Wise credited athletic director Barry Alvarez, the former Badgers football coach, for helping to push this project along.
“If you look at what Coach Alvarez has done,” Wise said, “he set the vision for not only the department but the facilities master plan of what we need to do to upgrade our facility infrastructure to be competitive and to recruit and just to keep that upper hand.”
Among the most noticeable immediate improvements as part of “Phase One” is the installation of new field turf on the Camp Randall Stadium field. Wise said that portion of the project is expected to be completed by no later than June 15.
The FieldTurf is being installed by Tarkett Sports, which has installed turf at the Indianapolis Colts’ Lucas Oil Stadium and the New England Patriots’ Gillette Stadium, among other venues.

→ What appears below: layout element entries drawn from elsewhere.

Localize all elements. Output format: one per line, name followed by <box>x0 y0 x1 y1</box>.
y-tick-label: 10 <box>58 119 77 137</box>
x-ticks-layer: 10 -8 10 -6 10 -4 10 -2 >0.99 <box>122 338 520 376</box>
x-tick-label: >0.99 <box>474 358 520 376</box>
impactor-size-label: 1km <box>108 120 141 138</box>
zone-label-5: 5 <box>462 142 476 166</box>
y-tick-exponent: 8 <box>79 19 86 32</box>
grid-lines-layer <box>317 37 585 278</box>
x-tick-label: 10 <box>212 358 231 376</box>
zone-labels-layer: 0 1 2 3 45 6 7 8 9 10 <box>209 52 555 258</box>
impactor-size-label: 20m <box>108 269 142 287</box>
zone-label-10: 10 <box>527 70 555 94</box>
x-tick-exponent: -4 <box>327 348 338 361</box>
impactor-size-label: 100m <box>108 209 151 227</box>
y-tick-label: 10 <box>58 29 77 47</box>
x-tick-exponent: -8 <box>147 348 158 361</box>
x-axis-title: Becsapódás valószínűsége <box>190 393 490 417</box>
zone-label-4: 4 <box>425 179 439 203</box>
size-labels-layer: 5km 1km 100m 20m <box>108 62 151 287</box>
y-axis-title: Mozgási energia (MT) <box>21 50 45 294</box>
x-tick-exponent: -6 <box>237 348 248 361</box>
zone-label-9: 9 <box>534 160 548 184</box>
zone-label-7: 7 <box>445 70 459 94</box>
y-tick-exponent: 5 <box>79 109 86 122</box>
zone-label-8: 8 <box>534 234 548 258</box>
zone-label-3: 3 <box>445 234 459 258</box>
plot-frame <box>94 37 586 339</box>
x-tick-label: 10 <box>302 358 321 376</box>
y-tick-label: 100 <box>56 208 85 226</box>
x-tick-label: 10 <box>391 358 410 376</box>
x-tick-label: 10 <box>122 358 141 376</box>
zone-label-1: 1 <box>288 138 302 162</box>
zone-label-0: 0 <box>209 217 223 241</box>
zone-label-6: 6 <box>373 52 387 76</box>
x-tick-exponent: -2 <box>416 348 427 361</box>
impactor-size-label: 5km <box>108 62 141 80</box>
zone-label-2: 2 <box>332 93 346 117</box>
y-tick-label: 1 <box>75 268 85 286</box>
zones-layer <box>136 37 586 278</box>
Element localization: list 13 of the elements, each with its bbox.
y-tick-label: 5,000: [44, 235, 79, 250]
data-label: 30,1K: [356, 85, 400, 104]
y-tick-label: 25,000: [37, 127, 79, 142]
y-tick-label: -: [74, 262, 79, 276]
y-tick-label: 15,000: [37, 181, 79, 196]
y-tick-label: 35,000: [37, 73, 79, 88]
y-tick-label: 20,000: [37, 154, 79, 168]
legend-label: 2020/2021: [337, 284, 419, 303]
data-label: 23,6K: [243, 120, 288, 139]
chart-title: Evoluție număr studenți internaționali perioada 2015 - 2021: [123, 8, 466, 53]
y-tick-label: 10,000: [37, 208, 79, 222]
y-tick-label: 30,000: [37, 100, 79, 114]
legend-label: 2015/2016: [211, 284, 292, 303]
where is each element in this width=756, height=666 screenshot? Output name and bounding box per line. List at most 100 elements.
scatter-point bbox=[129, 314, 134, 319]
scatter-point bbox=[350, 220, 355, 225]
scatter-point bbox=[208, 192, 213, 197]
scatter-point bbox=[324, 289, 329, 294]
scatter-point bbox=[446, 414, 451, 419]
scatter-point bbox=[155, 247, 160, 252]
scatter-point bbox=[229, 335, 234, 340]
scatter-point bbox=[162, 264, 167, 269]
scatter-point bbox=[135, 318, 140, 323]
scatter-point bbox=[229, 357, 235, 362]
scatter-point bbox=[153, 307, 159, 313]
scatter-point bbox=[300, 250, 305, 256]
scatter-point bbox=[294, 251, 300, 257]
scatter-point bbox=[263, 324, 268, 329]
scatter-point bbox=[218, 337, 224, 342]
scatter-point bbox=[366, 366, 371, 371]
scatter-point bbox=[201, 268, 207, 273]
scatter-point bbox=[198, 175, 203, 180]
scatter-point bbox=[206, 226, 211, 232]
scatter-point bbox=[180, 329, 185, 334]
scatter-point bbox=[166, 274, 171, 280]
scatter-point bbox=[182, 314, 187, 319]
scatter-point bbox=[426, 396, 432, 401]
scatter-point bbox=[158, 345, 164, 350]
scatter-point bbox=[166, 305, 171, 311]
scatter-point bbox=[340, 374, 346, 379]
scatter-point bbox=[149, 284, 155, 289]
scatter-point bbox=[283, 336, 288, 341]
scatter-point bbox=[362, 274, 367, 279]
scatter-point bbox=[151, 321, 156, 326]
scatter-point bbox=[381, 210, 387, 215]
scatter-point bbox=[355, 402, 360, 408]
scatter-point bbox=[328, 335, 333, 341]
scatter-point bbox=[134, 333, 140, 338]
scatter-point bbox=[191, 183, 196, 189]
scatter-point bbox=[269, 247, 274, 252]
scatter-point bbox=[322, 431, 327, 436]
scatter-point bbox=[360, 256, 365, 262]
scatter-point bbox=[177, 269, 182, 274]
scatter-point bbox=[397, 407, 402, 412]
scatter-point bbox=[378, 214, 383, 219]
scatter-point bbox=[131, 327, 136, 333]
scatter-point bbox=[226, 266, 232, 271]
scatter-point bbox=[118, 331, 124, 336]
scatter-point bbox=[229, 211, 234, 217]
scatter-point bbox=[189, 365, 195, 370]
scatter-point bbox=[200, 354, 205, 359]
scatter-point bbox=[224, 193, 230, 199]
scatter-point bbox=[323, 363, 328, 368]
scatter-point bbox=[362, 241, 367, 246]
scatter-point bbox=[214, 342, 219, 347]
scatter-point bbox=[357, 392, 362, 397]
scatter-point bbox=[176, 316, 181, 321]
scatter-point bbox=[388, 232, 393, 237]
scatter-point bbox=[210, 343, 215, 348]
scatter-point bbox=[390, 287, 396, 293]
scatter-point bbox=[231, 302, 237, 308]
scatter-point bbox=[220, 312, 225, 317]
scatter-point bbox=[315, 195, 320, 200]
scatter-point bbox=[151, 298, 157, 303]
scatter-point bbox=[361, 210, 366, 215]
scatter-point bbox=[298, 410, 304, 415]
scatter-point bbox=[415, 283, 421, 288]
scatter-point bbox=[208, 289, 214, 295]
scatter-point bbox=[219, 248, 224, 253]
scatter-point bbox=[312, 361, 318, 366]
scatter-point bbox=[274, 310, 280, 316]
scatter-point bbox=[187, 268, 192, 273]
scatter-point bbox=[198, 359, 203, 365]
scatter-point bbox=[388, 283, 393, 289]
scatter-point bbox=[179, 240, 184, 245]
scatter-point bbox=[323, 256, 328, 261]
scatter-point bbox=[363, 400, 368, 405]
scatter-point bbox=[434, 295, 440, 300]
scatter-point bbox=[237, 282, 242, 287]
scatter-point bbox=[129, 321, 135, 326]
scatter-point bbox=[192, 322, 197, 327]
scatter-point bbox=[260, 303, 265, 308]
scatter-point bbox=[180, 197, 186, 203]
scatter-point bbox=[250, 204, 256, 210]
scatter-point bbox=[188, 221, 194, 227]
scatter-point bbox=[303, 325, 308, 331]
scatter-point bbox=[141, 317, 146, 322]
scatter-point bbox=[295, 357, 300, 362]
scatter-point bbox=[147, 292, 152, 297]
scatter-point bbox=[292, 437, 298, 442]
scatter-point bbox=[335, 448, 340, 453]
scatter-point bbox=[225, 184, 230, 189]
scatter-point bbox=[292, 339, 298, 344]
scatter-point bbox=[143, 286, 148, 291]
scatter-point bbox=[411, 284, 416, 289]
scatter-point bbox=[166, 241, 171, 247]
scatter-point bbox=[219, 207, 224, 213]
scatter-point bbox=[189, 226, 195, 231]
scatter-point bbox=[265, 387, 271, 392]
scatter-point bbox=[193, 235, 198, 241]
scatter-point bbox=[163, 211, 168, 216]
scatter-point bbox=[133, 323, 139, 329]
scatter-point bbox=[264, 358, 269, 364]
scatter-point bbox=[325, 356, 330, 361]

“It’s going to be a better quality FieldTurf,” Wise said. “It’s going to be their latest classic fieldTurf. The FieldTurf that we had in there has been in there about 10 years. They reach their life expectancy after about eight, nine years. So after about 10 years, it’s time to replace it.”
The first phase of renovations also includes digging a tunnel access from the lower level of the McClain Center to the playing field for the Badgers on game day.
Of course, not all of the renovations, which began in early December, will be complete by next season. The Badgers football team will use a temporary locker room for the next two years while a new locker room is built. All construction is expected to finish by January 2014.
This is not the first major renovation to take place at Camp Randall Stadium in the last decade. In 2001, Camp Randall Stadium underwent a $109.5 million expansion that culminated with the opening of the 2005 football season. That project included expanding seating capacity from 76,129 to 80,321.
Camp Randall Stadium, built in 1917, is the fourth-oldest stadium in the nation.